Can You Identify This Slightly Tender Spot?

DAVID L. KAPLAN, MD—Series Editor
Dr Kaplan is clinical assistant professor of dermatology at the University of Missouri Kansas City School of Medicine and at the University of Kansas School of Medicine. He practices adult and pediatric dermatology in Overland Park, Kan.

A 39-year-old woman, who is being treated for a urinary tract infection, is concerned about a red, slightly tender spot on her forearm. She recalls having had a similar lesion several years earlier. The patient has 2 cats.

What do you suspect?

A. Superficial basal cell carcinoma.
B. Nummular eczema.
C. Fixed drug eruption.
D. Tinea corporis.
E. Contact dermatitis.

What course of action do you pursue?

F. Ask the patient about the medications she is taking.
G. Perform a skin biopsy.
H. Question the patient about the previous similar eruption.
I. Prescribe an antifungal cream.
J. Switch to another antibiotic for the urinary tract infection.
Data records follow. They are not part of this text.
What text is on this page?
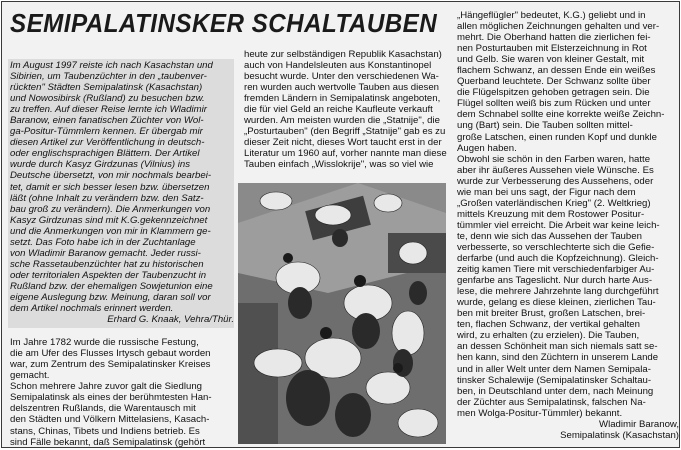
SEMIPALATINSKER SCHALTAUBEN

Im August 1997 reiste ich nach Kasachstan und

Sibirien, um Taubenzüchter in den „taubenver-

rückten" Städten Semipalatinsk (Kasachstan)

und Nowosibirsk (Rußland) zu besuchen bzw.

zu treffen. Auf dieser Reise lernte ich Wladimir

Baranow, einen fanatischen Züchter von Wol-

ga-Positur-Tümmlern kennen. Er übergab mir

diesen Artikel zur Veröffentlichung in deutsch-

oder englischsprachigen Blättern. Der Artikel

wurde durch Kasyz Girdzunas (Vilnius) ins

Deutsche übersetzt, von mir nochmals bearbei-

tet, damit er sich besser lesen bzw. übersetzen

läßt (ohne Inhalt zu verändern bzw. den Satz-

bau groß zu verändern). Die Anmerkungen von

Kasyz Girdzunas sind mit K.G.gekennzeichnet

und die Anmerkungen von mir in Klammern ge-

setzt. Das Foto habe ich in der Zuchtanlage

von Wladimir Baranow gemacht. Jeder russi-

sche Rassetaubenzüchter hat zu historischen

oder territorialen Aspekten der Taubenzucht in

Rußland bzw. der ehemaligen Sowjetunion eine

eigene Auslegung bzw. Meinung, daran soll vor

dem Artikel nochmals erinnert werden.

Erhard G. Knaak, Vehra/Thür.

Im Jahre 1782 wurde die russische Festung,

die am Ufer des Flusses Irtysch gebaut worden

war, zum Zentrum des Semipalatinsker Kreises

gemacht.

Schon mehrere Jahre zuvor galt die Siedlung

Semipalatinsk als eines der berühmtesten Han-

delszentren Rußlands, die Warentausch mit

den Städten und Völkern Mittelasiens, Kasach-

stans, Chinas, Tibets und Indiens betrieb. Es

sind Fälle bekannt, daß Semipalatinsk (gehört

heute zur selbständigen Republik Kasachstan)

auch von Handelsleuten aus Konstantinopel

besucht wurde. Unter den verschiedenen Wa-

ren wurden auch wertvolle Tauben aus diesen

fremden Ländern in Semipalatinsk angeboten,

die für viel Geld an reiche Kaufleute verkauft

wurden. Am meisten wurden die „Statnije", die

„Posturtauben" (den Begriff „Statnije" gab es zu

dieser Zeit nicht, dieses Wort taucht erst in der

Literatur um 1960 auf, vorher nannte man diese

Tauben einfach „Wisslokrije", was so viel wie

„Hängeflügler" bedeutet, K.G.) geliebt und in

allen möglichen Zeichnungen gehalten und ver-

mehrt. Die Oberhand hatten die zierlichen fei-

nen Posturtauben mit Elsterzeichnung in Rot

und Gelb. Sie waren von kleiner Gestalt, mit

flachem Schwanz, an dessen Ende ein weißes

Querband leuchtete. Der Schwanz sollte über

die Flügelspitzen gehoben getragen sein. Die

Flügel sollten weiß bis zum Rücken und unter

dem Schnabel sollte eine korrekte weiße Zeichn-

ung (Bart) sein. Die Tauben sollten mittel-

große Latschen, einen runden Kopf und dunkle

Augen haben.

Obwohl sie schön in den Farben waren, hatte

aber ihr äußeres Aussehen viele Wünsche. Es

wurde zur Verbesserung des Aussehens, oder

wie man bei uns sagt, der Figur nach dem

„Großen vaterländischen Krieg" (2. Weltkrieg)

mittels Kreuzung mit dem Rostower Positur-

tümmler viel erreicht. Die Arbeit war keine leich-

te, denn wie sich das Aussehen der Tauben

verbesserte, so verschlechterte sich die Gefie-

derfarbe (und auch die Kopfzeichnung). Gleich-

zeitig kamen Tiere mit verschiedenfarbiger Au-

genfarbe ans Tageslicht. Nur durch harte Aus-

lese, die mehrere Jahrzehnte lang durchgeführt

wurde, gelang es diese kleinen, zierlichen Tau-

ben mit breiter Brust, großen Latschen, brei-

ten, flachen Schwanz, der vertikal gehalten

wird, zu erhalten (zu erzielen). Die Tauben,

an dessen Schönheit man sich niemals satt se-

hen kann, sind den Züchtern in unserem Lande

und in aller Welt unter dem Namen Semipala-

tinsker Schalewije (Semipalatinsker Schaltau-

ben, in Deutschland unter dem, nach Meinung

der Züchter aus Semipalatinsk, falschen Na-

men Wolga-Positur-Tümmler) bekannt.

Wladimir Baranow,

Semipalatinsk (Kasachstan)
Answer: Fixed drug eruption

Further questioning revealed that the patient was taking a sulfa antibiotic, F, for the urinary tract infection. She also remembered that the previous eruption had occurred after she had been given a sulfa agent, H. This history supported the diagnosis of a fixed drug eruption, C—a circular, erythematous lesion that recurs at the same location after rechallenge with the same drug. The original antibiotic was discontinued, and a nonsulfa agent was prescribed, J. If the eruption had not cleared, a biopsy to rule out skin cancer may have been appropriate.

The coin shape of this lesion suggested nummular eczema, but its solitary appearance and the absence of pruritus ruled out that disease. Pruritus is characteristic of contact dermatitis and tinea corporis lesions, which are not transient or tender.